El tribunal consideró que la conducta del condenado antes y después del accidente no permite asegurar que una intervención en libertad sea suficiente para su reinserción social.
La Corte de Apelaciones de Punta Arenas confirmó, de manera unánime, la decisión del Tribunal de Juicio Oral en lo Penal de Punta Arenas que rechazó otorgar el beneficio de libertad vigilada intensiva a un hombre condenado por un atropello fatal ocurrido en mayo de 2025.
La defensa había apelado para que el condenado pudiera acceder a esta pena sustitutiva después de cumplir un año de prisión efectiva.
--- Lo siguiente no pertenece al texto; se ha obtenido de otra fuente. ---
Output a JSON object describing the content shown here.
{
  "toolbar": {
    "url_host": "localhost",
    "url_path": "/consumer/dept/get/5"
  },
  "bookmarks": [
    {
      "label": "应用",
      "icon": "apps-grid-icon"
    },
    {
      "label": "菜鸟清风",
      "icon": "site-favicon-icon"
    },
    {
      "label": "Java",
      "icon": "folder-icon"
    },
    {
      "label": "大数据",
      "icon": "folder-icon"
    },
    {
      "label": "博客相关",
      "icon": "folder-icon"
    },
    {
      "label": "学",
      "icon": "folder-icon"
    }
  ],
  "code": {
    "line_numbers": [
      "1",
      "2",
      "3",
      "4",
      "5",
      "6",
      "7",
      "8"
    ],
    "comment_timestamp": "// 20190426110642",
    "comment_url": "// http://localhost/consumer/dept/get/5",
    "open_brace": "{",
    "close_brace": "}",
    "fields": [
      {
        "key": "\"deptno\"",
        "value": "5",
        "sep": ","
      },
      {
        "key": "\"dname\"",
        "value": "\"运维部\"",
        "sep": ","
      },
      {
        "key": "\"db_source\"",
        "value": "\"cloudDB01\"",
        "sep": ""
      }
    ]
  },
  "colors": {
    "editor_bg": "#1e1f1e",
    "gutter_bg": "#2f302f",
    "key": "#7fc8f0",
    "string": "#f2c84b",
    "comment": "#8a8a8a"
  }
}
Sin embargo, la Primera Sala de la Corte de Apelaciones, integrada por los ministros Caroline Turner González, Claudio Jara Inostroza y la abogada integrante Sintia Orellana Yévenes, decidió mantener la resolución anterior.
El tribunal explicó que para acceder a la libertad vigilada intensiva no basta con cumplir el requisito relacionado con la duración de la condena. También deben existir antecedentes que permitan concluir que un tratamiento individual en libertad será efectivo para lograr la reinserción social de la persona condenada.
Entre los antecedentes considerados por los jueces se encuentra el hecho ocurrido el 23 de mayo de 2025, cuando el condenado atropelló a una mujer de 79 años, quien falleció producto del impacto.
Según lo establecido en la sentencia, después del atropello el hombre continuó conduciendo, sin prestar ayuda a la víctima ni avisar a las autoridades. Posteriormente abandonó el vehículo, en cuyo interior fueron encontradas 12 latas de cerveza vacías.
La Corte también tuvo en cuenta otros antecedentes relacionados con su conducta. De acuerdo con el fallo, el condenado no tenía licencia de conducir y un testigo señaló que había conducido bajo los efectos del alcohol días antes del accidente.
Además, tras el hecho habría intentado evitar ser identificado. Abandonó el vehículo y le retiró las placas patentes. Dos días después salió del país, presumiblemente por un paso fronterizo no habilitado hacia Bolivia, donde posteriormente fue ubicado y trasladado nuevamente a Chile.
Para la Corte, estos antecedentes muestran una conducta destinada a evitar asumir las consecuencias de sus actos y deben ser considerados al momento de evaluar si una pena cumplida en libertad permitiría su efectiva reinserción social.
Los ministros señalaron que no se trata de establecer nuevas responsabilidades penales, sino de evaluar la conducta general del condenado frente a las normas de convivencia.
Luego de analizar todos los antecedentes, la Corte de Apelaciones concluyó que no existen elementos suficientes para asegurar que una intervención en libertad sea eficaz para la reinserción social del condenado.
Por esta razón, el tribunal determinó que no se cumple uno de los requisitos necesarios para acceder al beneficio de libertad vigilada intensiva y resolvió confirmar la sentencia dictada el 24 de julio por el Tribunal de Juicio Oral en lo Penal de Punta Arenas.
La decisión fue adoptada de manera unánime.